According to the authors, this is the largest study to date analyzing lifestyle factors as related to the risk of progression of BE, which could explain the differences noted compared with smaller studies. “More studies are needed to confirm our findings. However, within our study, the increased risk was consistent across different analyses and tobacco types, indicating our findings are robust,” Dr. Coleman says.

The main limitations of the study are that the data were collected retrospectively from medical records and that a fair number of patients did not have body measurements or alcohol intake reported. A further limitation noted by Dr. Coleman is that the population was relatively homogenous in that it was based in Northern Ireland and included mostly white patients.

According to the authors, there are conflicting results from recent, smaller prospective studies. One study that included 19 patients who progressed to carcinoma from a cohort of patients with BE demonstrated an association between progression and former, but not current, smoking (Am J Gastroenterol. 2011;106:1447-1455). Another prospective study of 713 patients with BE identified 26 patients who developed high-grade dysplasia or esophageal adenocarcinoma and found no association between smoking and disease progression (Am J Gastroenterol. 2011;106:1231-1238).

“Prevention of Barrett's esophagus-related neoplasia is now focused on good acid control and ablation of the metaplastic mucosa using a wide variety of endoscopic methods including radiofrequency ablation, cryotherapy, and photodynamic therapy,” says Kenneth Wang, MD, director of the Advanced Endoscopy Group and Esophageal Neoplasia Clinic at the Mayo Clinic in Rochester, Minnesota. Dr. Wang, who coauthored guidelines for the management of BE (Am J Gastroenterol. 2008;103:788-797), added that while smoking does increase the rate of progression of BE, it should be discouraged for its overall deleterious health effects and because of the low rate of progression to esophageal carcinoma, it does not change the overall management recommendations.

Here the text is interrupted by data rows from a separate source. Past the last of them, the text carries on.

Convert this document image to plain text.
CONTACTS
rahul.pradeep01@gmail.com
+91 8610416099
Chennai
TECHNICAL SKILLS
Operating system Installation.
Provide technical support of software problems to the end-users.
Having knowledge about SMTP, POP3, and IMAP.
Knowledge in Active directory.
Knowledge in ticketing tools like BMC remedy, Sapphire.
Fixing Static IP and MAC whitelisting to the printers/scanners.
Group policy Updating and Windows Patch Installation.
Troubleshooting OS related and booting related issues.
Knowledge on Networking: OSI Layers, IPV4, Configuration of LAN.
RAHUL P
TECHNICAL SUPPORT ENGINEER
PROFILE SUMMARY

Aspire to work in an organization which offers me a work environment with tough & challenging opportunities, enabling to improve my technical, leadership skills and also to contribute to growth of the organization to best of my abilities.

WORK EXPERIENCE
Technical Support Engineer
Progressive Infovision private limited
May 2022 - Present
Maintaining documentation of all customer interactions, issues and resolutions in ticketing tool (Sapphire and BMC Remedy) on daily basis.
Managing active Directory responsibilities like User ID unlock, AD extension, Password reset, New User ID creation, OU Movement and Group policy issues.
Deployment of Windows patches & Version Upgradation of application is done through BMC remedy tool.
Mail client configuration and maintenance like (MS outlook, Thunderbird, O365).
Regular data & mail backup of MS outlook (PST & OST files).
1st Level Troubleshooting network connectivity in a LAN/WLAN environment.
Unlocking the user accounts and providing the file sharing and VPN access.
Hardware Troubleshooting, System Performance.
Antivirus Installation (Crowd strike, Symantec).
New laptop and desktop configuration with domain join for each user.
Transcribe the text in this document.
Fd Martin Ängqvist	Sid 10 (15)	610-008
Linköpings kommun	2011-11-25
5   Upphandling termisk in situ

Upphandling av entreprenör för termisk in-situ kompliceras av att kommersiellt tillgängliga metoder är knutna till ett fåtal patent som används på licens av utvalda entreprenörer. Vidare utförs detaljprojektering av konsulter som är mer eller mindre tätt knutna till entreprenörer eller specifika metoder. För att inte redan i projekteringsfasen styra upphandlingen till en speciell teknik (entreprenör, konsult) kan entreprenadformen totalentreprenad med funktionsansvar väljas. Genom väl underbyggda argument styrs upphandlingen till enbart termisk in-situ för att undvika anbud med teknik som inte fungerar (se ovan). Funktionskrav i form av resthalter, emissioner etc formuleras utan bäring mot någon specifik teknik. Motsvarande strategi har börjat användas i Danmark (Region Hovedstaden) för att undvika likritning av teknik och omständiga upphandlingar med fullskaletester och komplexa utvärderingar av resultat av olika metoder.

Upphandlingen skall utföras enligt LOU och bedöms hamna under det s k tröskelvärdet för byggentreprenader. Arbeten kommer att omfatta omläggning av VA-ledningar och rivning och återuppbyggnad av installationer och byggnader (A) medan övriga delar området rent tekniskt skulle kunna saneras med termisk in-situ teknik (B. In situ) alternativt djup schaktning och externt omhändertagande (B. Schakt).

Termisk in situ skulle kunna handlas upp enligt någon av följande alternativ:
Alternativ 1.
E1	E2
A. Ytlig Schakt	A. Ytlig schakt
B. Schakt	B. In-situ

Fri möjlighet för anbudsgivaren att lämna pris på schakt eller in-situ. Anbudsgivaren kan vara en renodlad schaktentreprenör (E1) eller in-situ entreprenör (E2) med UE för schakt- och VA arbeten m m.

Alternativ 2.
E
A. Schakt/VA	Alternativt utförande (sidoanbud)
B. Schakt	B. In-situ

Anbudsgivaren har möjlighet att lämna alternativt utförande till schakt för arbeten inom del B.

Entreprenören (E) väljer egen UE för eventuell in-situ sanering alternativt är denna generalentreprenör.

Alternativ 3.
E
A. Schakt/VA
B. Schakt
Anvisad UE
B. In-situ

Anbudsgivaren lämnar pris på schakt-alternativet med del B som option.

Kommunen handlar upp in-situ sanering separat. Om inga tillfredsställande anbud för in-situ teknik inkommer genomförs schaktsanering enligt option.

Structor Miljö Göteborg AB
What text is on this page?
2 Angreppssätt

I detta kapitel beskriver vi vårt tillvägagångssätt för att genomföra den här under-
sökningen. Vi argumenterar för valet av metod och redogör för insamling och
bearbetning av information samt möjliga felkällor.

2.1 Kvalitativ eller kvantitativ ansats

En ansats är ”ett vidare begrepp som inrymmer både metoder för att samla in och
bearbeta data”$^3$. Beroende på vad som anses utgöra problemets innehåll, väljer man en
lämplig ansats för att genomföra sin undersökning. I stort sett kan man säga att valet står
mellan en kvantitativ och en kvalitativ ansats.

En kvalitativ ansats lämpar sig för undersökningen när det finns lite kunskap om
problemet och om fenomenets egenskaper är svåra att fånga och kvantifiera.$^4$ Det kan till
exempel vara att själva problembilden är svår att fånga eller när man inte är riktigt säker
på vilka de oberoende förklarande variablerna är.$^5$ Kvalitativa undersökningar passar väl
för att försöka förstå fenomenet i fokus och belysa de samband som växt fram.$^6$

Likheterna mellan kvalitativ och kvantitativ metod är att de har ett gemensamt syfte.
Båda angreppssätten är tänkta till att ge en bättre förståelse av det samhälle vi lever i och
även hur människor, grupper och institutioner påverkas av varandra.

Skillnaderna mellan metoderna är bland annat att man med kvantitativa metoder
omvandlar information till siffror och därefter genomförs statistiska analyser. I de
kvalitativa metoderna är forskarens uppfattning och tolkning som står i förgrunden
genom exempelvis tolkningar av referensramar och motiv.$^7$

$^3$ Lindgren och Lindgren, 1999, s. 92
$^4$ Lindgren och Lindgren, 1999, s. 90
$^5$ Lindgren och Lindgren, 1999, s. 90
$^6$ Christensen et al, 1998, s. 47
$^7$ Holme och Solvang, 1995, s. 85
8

Molecular analysis is an important area of research that may help to tailor the surveillance and treatment of BE to the progression risk of an individual patient more specifically than lifestyle factors. A biomarker that is sensitive and specific for the progression of BE has not been identified, but research is advancing. “Phase 3 biomarker studies with reasonably large cohorts have shown that evidence of genetic or chromosomal instability increase[s] cancer risk,” Dr. Wang says. He went on to say researchers are now examining ways to detectchromosomal instability in a clinically adaptable way using fluorescence in situ hybridization (FISH) and single-nucleotide polymorphism arrays, with FISH likely being the most clinically available method.